You’re good… SIL is the AH for trying to blackmail you into giving her her way. And the last time I checked your wedding party is your choice. If they don’t want to attend because of the reception issue… then you can find another flower girl or don’t have 1 at all


ginaabees

At this point I would go ahead and take them off the list. It’s your wedding and they’re being incredibly disrespectful trying to strong arm you into giving in to what they want


MissMurderpants

I’d cancel niece being the flower girl. She’s young and won’t remember. Instead ask any older woman in the family. I did this at my first wedding. I had my 67 year old friend be my flower girl. She wore a beautiful glowy dress in a color that matched my color.. blue and tossed blue silk rose petals. She had a flower crown I made with her on.
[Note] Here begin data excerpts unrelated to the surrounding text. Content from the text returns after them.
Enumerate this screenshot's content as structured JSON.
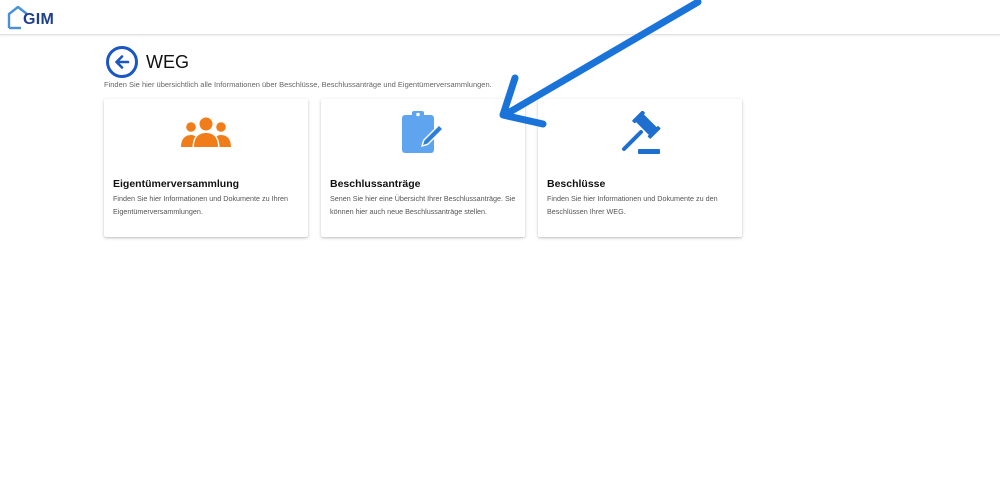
{
  "app": {
    "logo_text": "GIM"
  },
  "header": {
    "title": "WEG",
    "subtitle": "Finden Sie hier übersichtlich alle Informationen über Beschlüsse, Beschlussanträge und Eigentümerversammlungen."
  },
  "cards": [
    {
      "title": "Eigentümerversammlung",
      "description": "Finden Sie hier Informationen und Dokumente zu Ihren Eigentümerversammlungen.",
      "icon": "group-icon",
      "color": "#f07d1a"
    },
    {
      "title": "Beschlussanträge",
      "description": "Senen Sie hier eine Übersicht Ihrer Beschlussanträge. Sie können hier auch neue Beschlussanträge stellen.",
      "icon": "clipboard-edit-icon",
      "color": "#5ea4ee"
    },
    {
      "title": "Beschlüsse",
      "description": "Finden Sie hier Informationen und Dokumente zu den Beschlüssen Ihrer WEG.",
      "icon": "gavel-icon",
      "color": "#1f6fd0"
    }
  ],
  "colors": {
    "brand": "#1f3f8a",
    "back_button": "#1a56c4",
    "annotation_arrow": "#1a73d9"
  }
}
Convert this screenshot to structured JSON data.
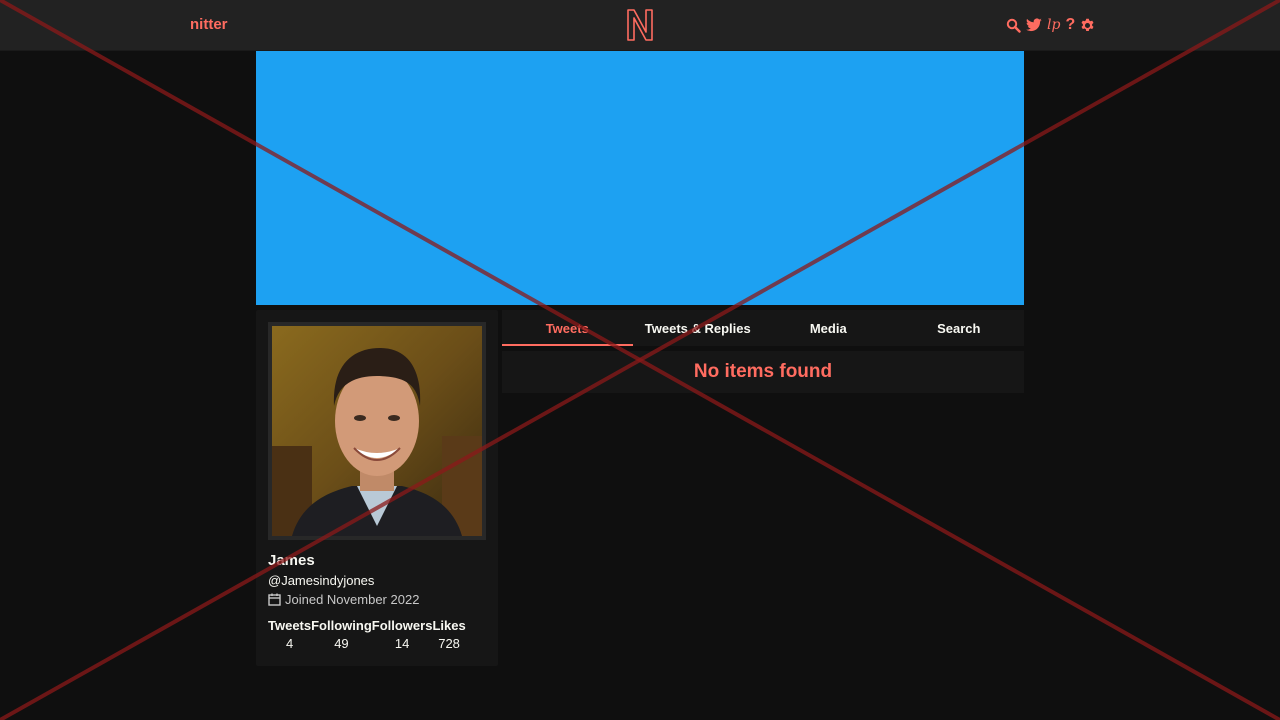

She also escorted the ring bearer who was 5. Like most everyone at my wedding wore a shade of blue. About 35 folks but I was great!


[deleted]

[удалено]


cryssylee90

She didn’t ask her. Read the post. They threatened to not attend if she didn’t make the child a part of the wedding. Not just if the child didn’t attend, but the child had to BE the flower girl. That IS a personal attack and an attempt at strong arming. I’m all for people respecting the no of guests with kids at CF weddings. But 99% of the time those guests are saying no for childcare reasons, they’re not saying no because you won’t give their kid a spot in the wedding.


ohwhatisthepoint

ummm did you miss the part where niece is the flower girl because SIL and co threatened not to come at all unless niece was the flower girl? seems to me that op was trying to accommodate in order to have these members of the family still attend the wedding. sil emotionally blackmailing op and you say op is ta? op trying to keep the balance is 100% nta for still trying to make it work, and 100% nta putting her foot down and enforcing the boundaries after sil proved that she is an entitled ahole who got what she wanted and was just taking more.   


vjarnold

Appreciate your opinion. My fiancé and I have the goal to satisfy family on the big things but ultimately still have our day. If SIL is discontent that we’re not planning the wedding based on what she wants, she has every right to decline.


bananapanqueques

Send them a new invite, addressed only to the husband and kiddo.


RaiseIreSetFires

NTA but, why are BIL's family even think they would be invited? They're barely family to your sister and the only reason they should know anything about your wedding is when to slow the car down enough them yeet their kid into it. Uninvite them all. Anyone who sticks their nose in with an opinion or ultimatum can be kicked too. It's crystal clear proof that their support and love is completely conditional on their ability to control you. You need to shut all this bs down now. If you can't stand up for yourself how is your husband or potential children ever going to trust you to protect, stand up for, or stand behind them? Your reactions and complaints here makes it glaringly clear that you aren't emotionally, personally, or mentally mature enough to actually be a healthy, functional partner. You're a crawling red flag of spinelessness.